The nationwide programme aims to make communities more aware of the barriers facing those with autism and will help those communities to clear those barriers. Sneem and the other accepted towns and villages must commit to enacting at least one positive change in the community, create a three-year inclusion plan, undergo an environmental evaluation, amongst other requirements, while participating local businesses will also get involved in several ways, such as ensuring that their premises is assistance-dog friendly.
“I’m a local school teacher, and I’m involved with Autism Friendly Sneem alongside three others: Jane O’Sullivan, Aideen O’Leary, and Niamh Geraghty,” Claudine O’Sullivan Davies told The Kerryman a few days after Sneem was accepted into the programme.
“I was involved in setting up a special class [at St Michael’s National School] and I’ve been teaching in that class for the past two years.
“This [Autism Friendly Communities Programme] is an ongoing project, so we’re not recognised per se yet, but we are working in partnership with AsIAm to make us more autism friendly, and we’re delighted to have been accepted.”
Aside from setting up a special class at the local school, Sneem has taken major steps to help those with autism in recent times, and the next steps aren’t too far away.
Total Motorhomes Ireland recently fund-raised €1,570, and one of the first projects the locality will take on is procuring sensory boxes – boxes which include sensory equipment that can help those with autism – and these would be made available at businesses and services locally.
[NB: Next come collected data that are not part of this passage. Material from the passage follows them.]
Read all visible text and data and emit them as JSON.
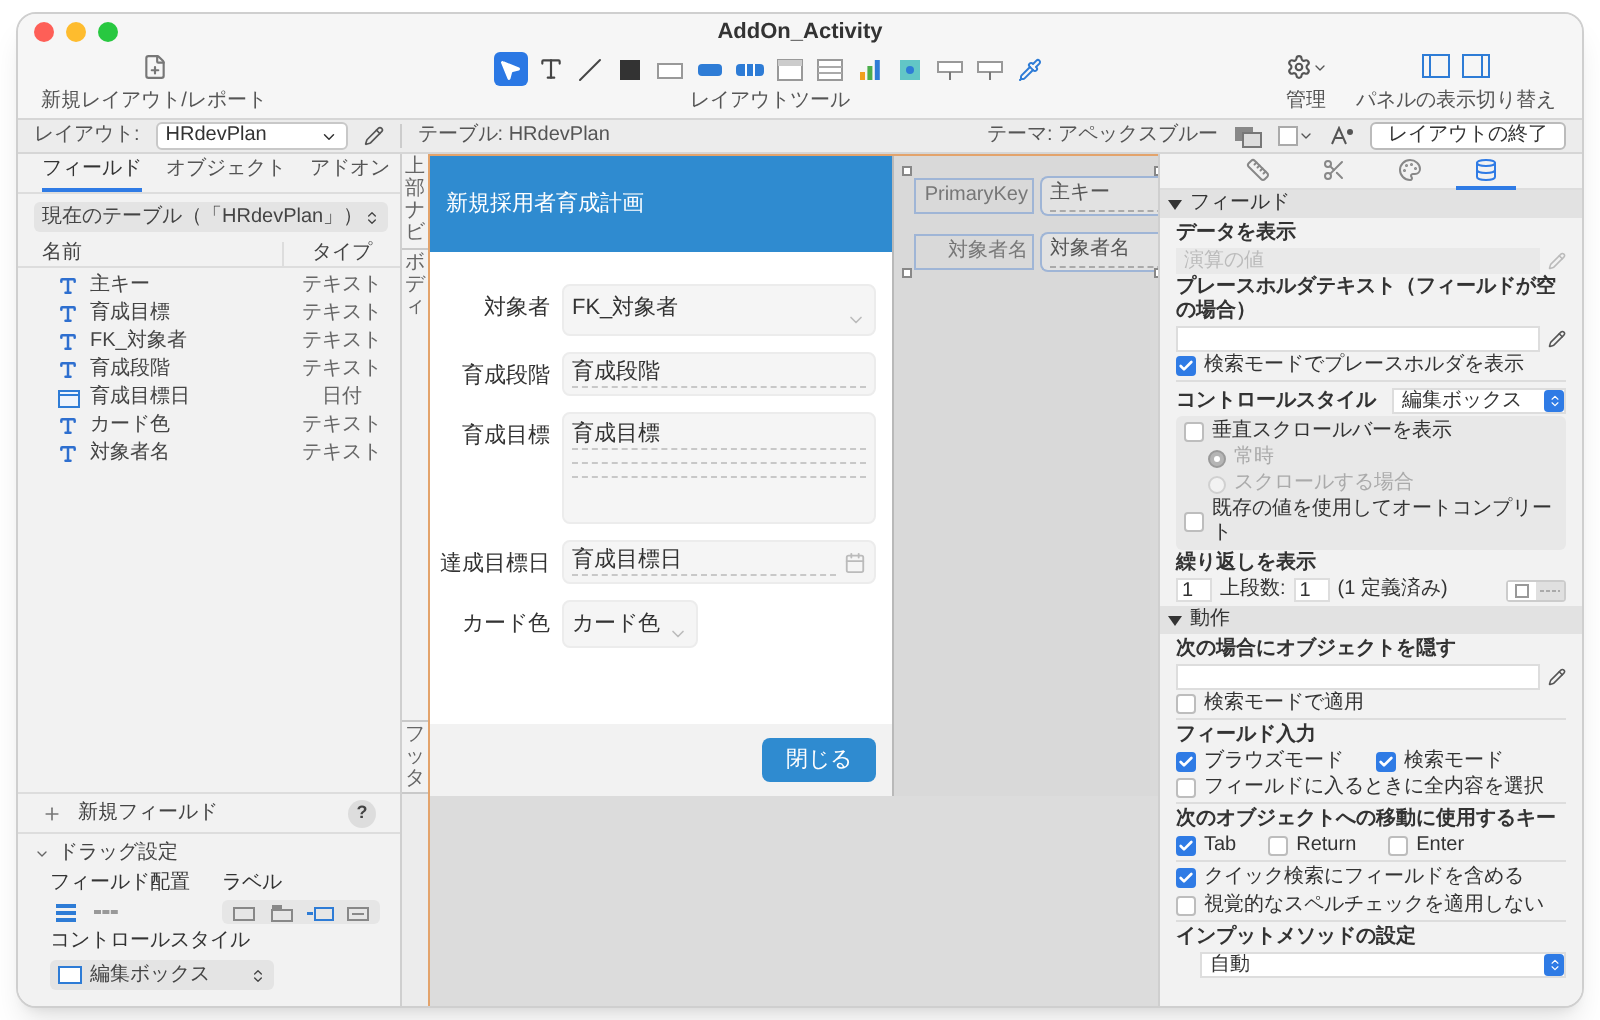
{
  "window": {
    "title": "AddOn_Activity"
  },
  "toolbar": {
    "new_layout": "新規レイアウト/レポート",
    "tools_label": "レイアウトツール",
    "manage": "管理",
    "panels": "パネルの表示切り替え",
    "tools": [
      {
        "kind": "pointer",
        "selected": true
      },
      {
        "kind": "text",
        "selected": false
      },
      {
        "kind": "line",
        "selected": false
      },
      {
        "kind": "shape",
        "selected": false
      },
      {
        "kind": "field",
        "selected": false
      },
      {
        "kind": "button",
        "selected": false
      },
      {
        "kind": "button-bar",
        "selected": false
      },
      {
        "kind": "popover",
        "selected": false
      },
      {
        "kind": "portal",
        "selected": false
      },
      {
        "kind": "chart",
        "selected": false
      },
      {
        "kind": "web-viewer",
        "selected": false
      },
      {
        "kind": "slot",
        "selected": false
      },
      {
        "kind": "slot",
        "selected": false
      },
      {
        "kind": "eyedropper",
        "selected": false
      }
    ]
  },
  "layout_bar": {
    "layout_label": "レイアウト:",
    "layout_value": "HRdevPlan",
    "table": "テーブル: HRdevPlan",
    "theme": "テーマ: アペックスブルー",
    "exit_button": "レイアウトの終了"
  },
  "left_panel": {
    "tabs": [
      {
        "label": "フィールド",
        "selected": true
      },
      {
        "label": "オブジェクト",
        "selected": false
      },
      {
        "label": "アドオン",
        "selected": false
      }
    ],
    "table_selector": "現在のテーブル（「HRdevPlan」）",
    "columns": [
      "名前",
      "タイプ"
    ],
    "fields": [
      {
        "name": "主キー",
        "type": "テキスト",
        "kind": "text"
      },
      {
        "name": "育成目標",
        "type": "テキスト",
        "kind": "text"
      },
      {
        "name": "FK_対象者",
        "type": "テキスト",
        "kind": "text"
      },
      {
        "name": "育成段階",
        "type": "テキスト",
        "kind": "text"
      },
      {
        "name": "育成目標日",
        "type": "日付",
        "kind": "date"
      },
      {
        "name": "カード色",
        "type": "テキスト",
        "kind": "text"
      },
      {
        "name": "対象者名",
        "type": "テキスト",
        "kind": "text"
      }
    ],
    "new_field": "新規フィールド",
    "help": "?",
    "drag": {
      "title": "ドラッグ設定",
      "expanded": true,
      "placement_label": "フィールド配置",
      "label_label": "ラベル",
      "placement": [
        {
          "kind": "vertical",
          "selected": true
        },
        {
          "kind": "horizontal",
          "selected": false
        }
      ],
      "label_positions": [
        {
          "kind": "none",
          "selected": false
        },
        {
          "kind": "top",
          "selected": false
        },
        {
          "kind": "left",
          "selected": true
        },
        {
          "kind": "right",
          "selected": false
        }
      ],
      "control_style_label": "コントロールスタイル",
      "control_style_value": "編集ボックス"
    }
  },
  "parts": [
    {
      "label": "上部ナビ",
      "kind": "header"
    },
    {
      "label": "ボディ",
      "kind": "body"
    },
    {
      "label": "フッタ",
      "kind": "footer"
    }
  ],
  "card": {
    "title": "新規採用者育成計画",
    "close_button": "閉じる",
    "fields": [
      {
        "label": "対象者",
        "value": "FK_対象者",
        "kind": "dropdown"
      },
      {
        "label": "育成段階",
        "value": "育成段階",
        "kind": "text"
      },
      {
        "label": "育成目標",
        "value": "育成目標",
        "kind": "textarea"
      },
      {
        "label": "達成目標日",
        "value": "育成目標日",
        "kind": "date"
      },
      {
        "label": "カード色",
        "value": "カード色",
        "kind": "popup"
      }
    ]
  },
  "loose_fields": [
    {
      "label": "PrimaryKey",
      "value": "主キー"
    },
    {
      "label": "対象者名",
      "value": "対象者名"
    }
  ],
  "inspector": {
    "tabs": [
      {
        "kind": "position",
        "selected": false
      },
      {
        "kind": "styles",
        "selected": false
      },
      {
        "kind": "appearance",
        "selected": false
      },
      {
        "kind": "data",
        "selected": true
      }
    ],
    "field_section": {
      "title": "フィールド",
      "expanded": true,
      "display_data_label": "データを表示",
      "display_data_placeholder": "演算の値",
      "placeholder_label": "プレースホルダテキスト（フィールドが空の場合）",
      "show_in_find": {
        "label": "検索モードでプレースホルダを表示",
        "checked": true
      },
      "control_style_label": "コントロールスタイル",
      "control_style_value": "編集ボックス",
      "options": [
        {
          "kind": "checkbox",
          "label": "垂直スクロールバーを表示",
          "checked": false,
          "disabled": false
        },
        {
          "kind": "radio",
          "label": "常時",
          "selected": true,
          "disabled": true
        },
        {
          "kind": "radio",
          "label": "スクロールする場合",
          "selected": false,
          "disabled": true
        },
        {
          "kind": "checkbox",
          "label": "既存の値を使用してオートコンプリート",
          "checked": false,
          "disabled": false
        }
      ],
      "repeat_label": "繰り返しを表示",
      "orientation": [
        {
          "kind": "vertical",
          "selected": true
        },
        {
          "kind": "horizontal",
          "selected": false
        }
      ],
      "repeat_from": "1",
      "repeat_from_label": "上段数:",
      "repeat_count": "1",
      "repeat_defined": "(1 定義済み)"
    },
    "behavior_section": {
      "title": "動作",
      "expanded": true,
      "hide_label": "次の場合にオブジェクトを隠す",
      "hide_in_find": {
        "label": "検索モードで適用",
        "checked": false
      },
      "entry_label": "フィールド入力",
      "entry": [
        {
          "label": "ブラウズモード",
          "checked": true
        },
        {
          "label": "検索モード",
          "checked": true
        }
      ],
      "select_all": {
        "label": "フィールドに入るときに全内容を選択",
        "checked": false
      },
      "keys_label": "次のオブジェクトへの移動に使用するキー",
      "keys": [
        {
          "label": "Tab",
          "checked": true
        },
        {
          "label": "Return",
          "checked": false
        },
        {
          "label": "Enter",
          "checked": false
        }
      ],
      "extras": [
        {
          "label": "クイック検索にフィールドを含める",
          "checked": true
        },
        {
          "label": "視覚的なスペルチェックを適用しない",
          "checked": false
        }
      ],
      "input_method_label": "インプットメソッドの設定",
      "input_method_value": "自動"
    }
  }
}
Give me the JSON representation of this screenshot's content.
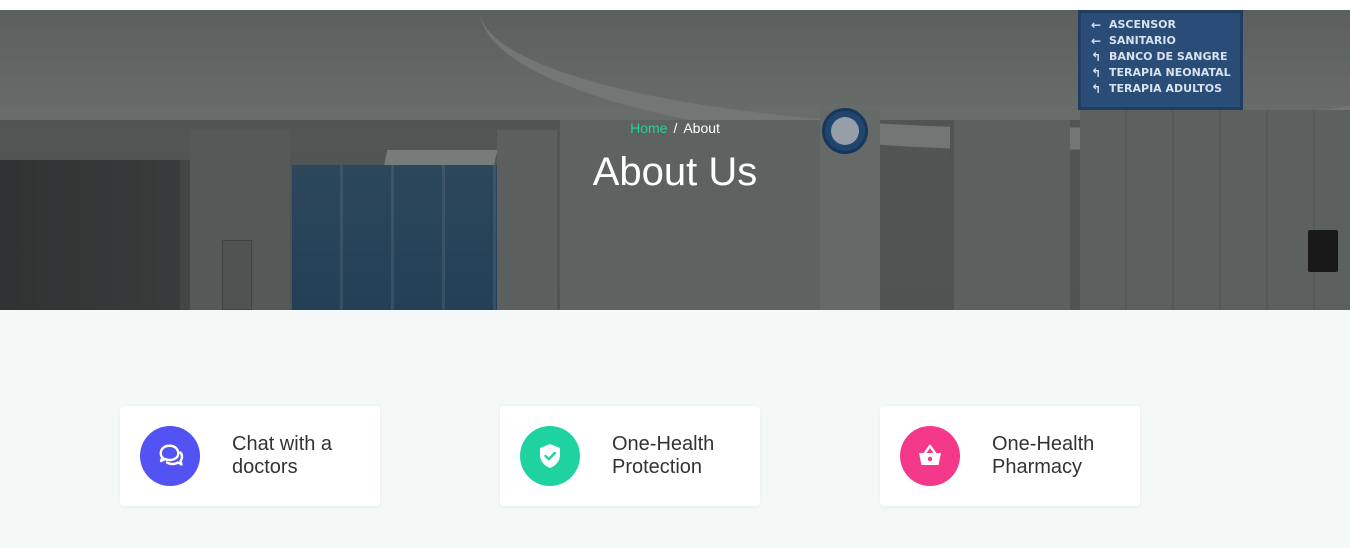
{
  "breadcrumb": {
    "home": "Home",
    "separator": "/",
    "current": "About"
  },
  "page_title": "About Us",
  "hero_sign": {
    "lines": [
      {
        "arrow": "←",
        "text": "ASCENSOR"
      },
      {
        "arrow": "←",
        "text": "SANITARIO"
      },
      {
        "arrow": "↰",
        "text": "BANCO DE SANGRE"
      },
      {
        "arrow": "↰",
        "text": "TERAPIA NEONATAL"
      },
      {
        "arrow": "↰",
        "text": "TERAPIA ADULTOS"
      }
    ]
  },
  "features": [
    {
      "label": "Chat with a doctors",
      "icon": "chat-bubbles-icon",
      "color": "#5352f3"
    },
    {
      "label": "One-Health Protection",
      "icon": "shield-check-icon",
      "color": "#1ed3a0"
    },
    {
      "label": "One-Health Pharmacy",
      "icon": "shopping-basket-icon",
      "color": "#f5398a"
    }
  ],
  "colors": {
    "accent_green": "#1ed3a0",
    "section_bg": "#f4f8f6"
  }
}
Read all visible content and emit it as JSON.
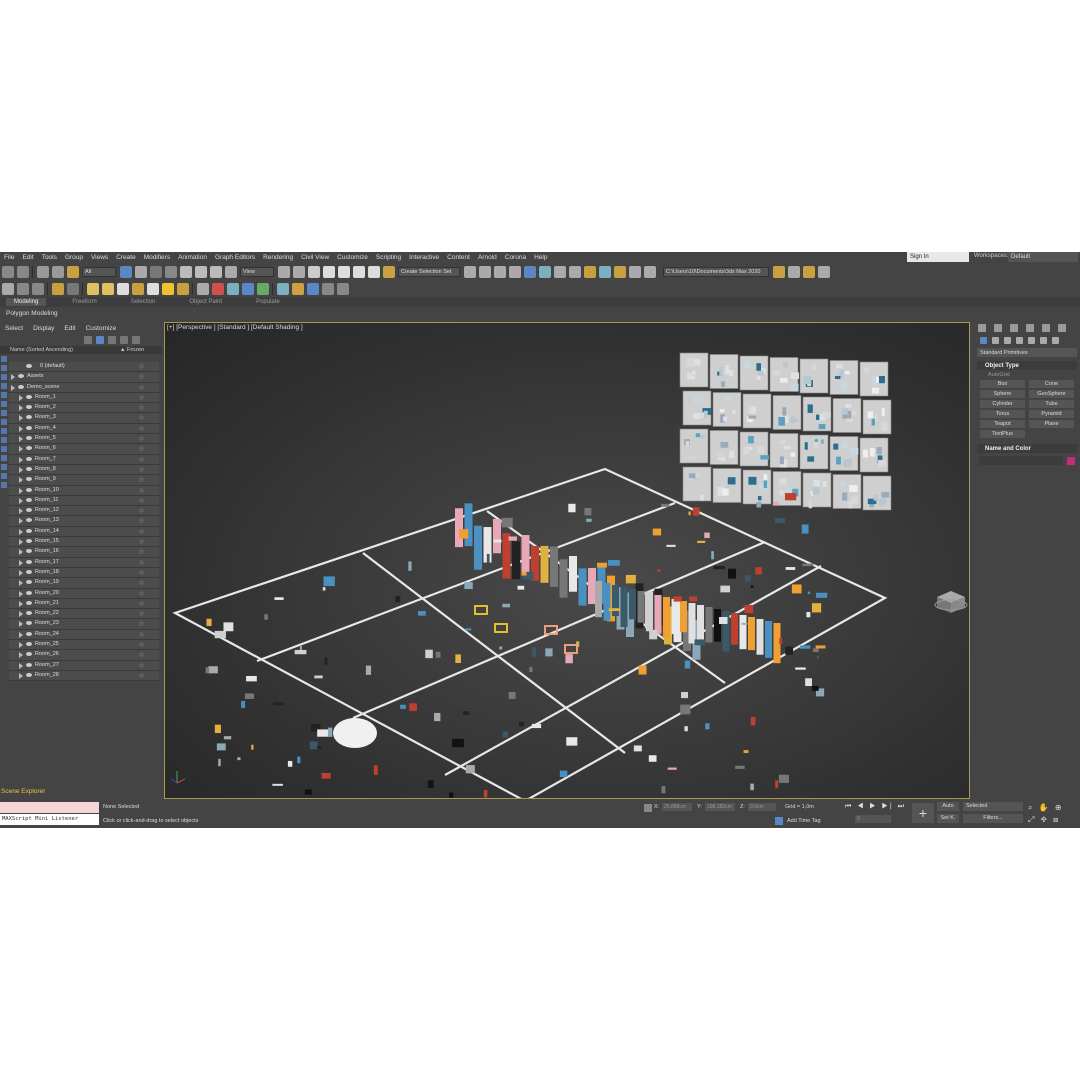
{
  "menu": [
    "File",
    "Edit",
    "Tools",
    "Group",
    "Views",
    "Create",
    "Modifiers",
    "Animation",
    "Graph Editors",
    "Rendering",
    "Civil View",
    "Customize",
    "Scripting",
    "Interactive",
    "Content",
    "Arnold",
    "Corona",
    "Help"
  ],
  "signin": "Sign In",
  "workspaces_label": "Workspaces:",
  "workspace_value": "Default",
  "toolbar": {
    "filter_all": "All",
    "view_dropdown": "View",
    "selection_set": "Create Selection Set",
    "path": "C:\\Users\\10\\Documents\\3ds Max 2020"
  },
  "ribbon": {
    "tabs": [
      "Modeling",
      "Freeform",
      "Selection",
      "Object Paint",
      "Populate"
    ],
    "active": "Modeling",
    "sub": "Polygon Modeling"
  },
  "scene_explorer": {
    "menu": [
      "Select",
      "Display",
      "Edit",
      "Customize"
    ],
    "col_name": "Name (Sorted Ascending)",
    "col_frozen": "▲ Frozen",
    "items": [
      "0 (default)",
      "Assets",
      "Demo_scene",
      "Room_1",
      "Room_2",
      "Room_3",
      "Room_4",
      "Room_5",
      "Room_6",
      "Room_7",
      "Room_8",
      "Room_9",
      "Room_10",
      "Room_11",
      "Room_12",
      "Room_13",
      "Room_14",
      "Room_15",
      "Room_16",
      "Room_17",
      "Room_18",
      "Room_19",
      "Room_20",
      "Room_21",
      "Room_22",
      "Room_23",
      "Room_24",
      "Room_25",
      "Room_26",
      "Room_27",
      "Room_28"
    ],
    "tab_label": "Scene Explorer"
  },
  "viewport": {
    "label": "[+] [Perspective ] [Standard ] [Default Shading ]"
  },
  "command_panel": {
    "dropdown": "Standard Primitives",
    "object_type": "Object Type",
    "autogrid": "AutoGrid",
    "primitives": [
      "Box",
      "Cone",
      "Sphere",
      "GeoSphere",
      "Cylinder",
      "Tube",
      "Torus",
      "Pyramid",
      "Teapot",
      "Plane",
      "TextPlus"
    ],
    "name_and_color": "Name and Color",
    "color": "#c0307a"
  },
  "status": {
    "maxscript": "MAXScript Mini Listener",
    "none_selected": "None Selected",
    "hint": "Click or click-and-drag to select objects",
    "x_label": "X:",
    "x_value": "25,888cm",
    "y_label": "Y:",
    "y_value": "108,182cm",
    "z_label": "Z:",
    "z_value": "0,0cm",
    "grid": "Grid = 1,0m",
    "add_time_tag": "Add Time Tag",
    "auto": "Auto",
    "set_key": "Set K.",
    "selected": "Selected",
    "filters": "Filters...",
    "frame": "0"
  }
}
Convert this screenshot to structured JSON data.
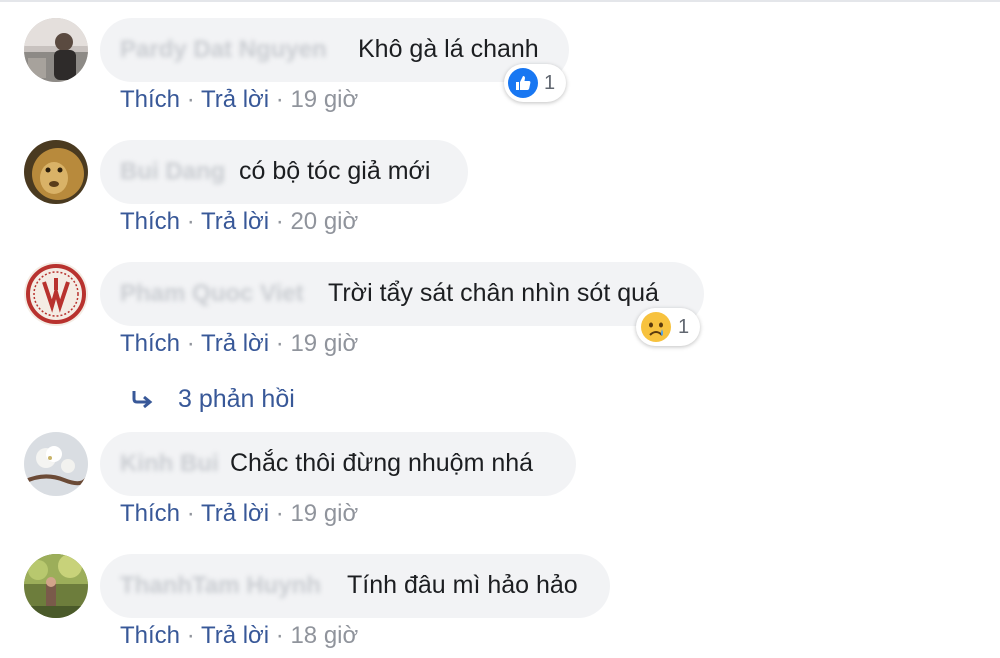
{
  "comments": [
    {
      "author": "Pardy Dat Nguyen",
      "text": "Khô gà lá chanh",
      "like_label": "Thích",
      "reply_label": "Trả lời",
      "time": "19 giờ",
      "reaction": {
        "icon": "like-icon",
        "count": "1"
      }
    },
    {
      "author": "Bui Dang",
      "text": "có bộ tóc giả mới",
      "like_label": "Thích",
      "reply_label": "Trả lời",
      "time": "20 giờ"
    },
    {
      "author": "Pham Quoc Viet",
      "text": "Trời tẩy sát chân nhìn sót quá",
      "like_label": "Thích",
      "reply_label": "Trả lời",
      "time": "19 giờ",
      "reaction": {
        "icon": "sad-icon",
        "count": "1"
      }
    },
    {
      "author": "Kinh Bui",
      "text": "Chắc thôi đừng nhuộm nhá",
      "like_label": "Thích",
      "reply_label": "Trả lời",
      "time": "19 giờ"
    },
    {
      "author": "ThanhTam Huynh",
      "text": "Tính đâu mì hảo hảo",
      "like_label": "Thích",
      "reply_label": "Trả lời",
      "time": "18 giờ"
    }
  ],
  "replies_link": {
    "label": "3 phản hồi",
    "icon": "reply-arrow-icon"
  },
  "separator": " · ",
  "colors": {
    "link": "#385898",
    "bubble": "#f2f3f5",
    "meta": "#90949c",
    "like_blue": "#1877f2"
  }
}
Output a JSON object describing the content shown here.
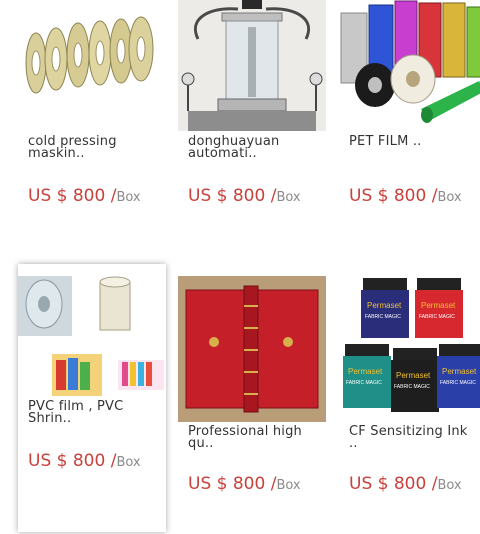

A sensory garden has also been mentioned as an ambition.
Claudine also thanked Kerry County Council and Kieran O’Halloran for a walkway that has made a local bridge more accessible for those with autism, while Sneem Tidy Towns has also received praise from the group for its work to date.
“But one of the big things will be to raise education and awareness of autism,” said Claudine. “Having worked with people with autism, they’re living in a world that isn’t really built for them, and we’re trying to be more inclusive.”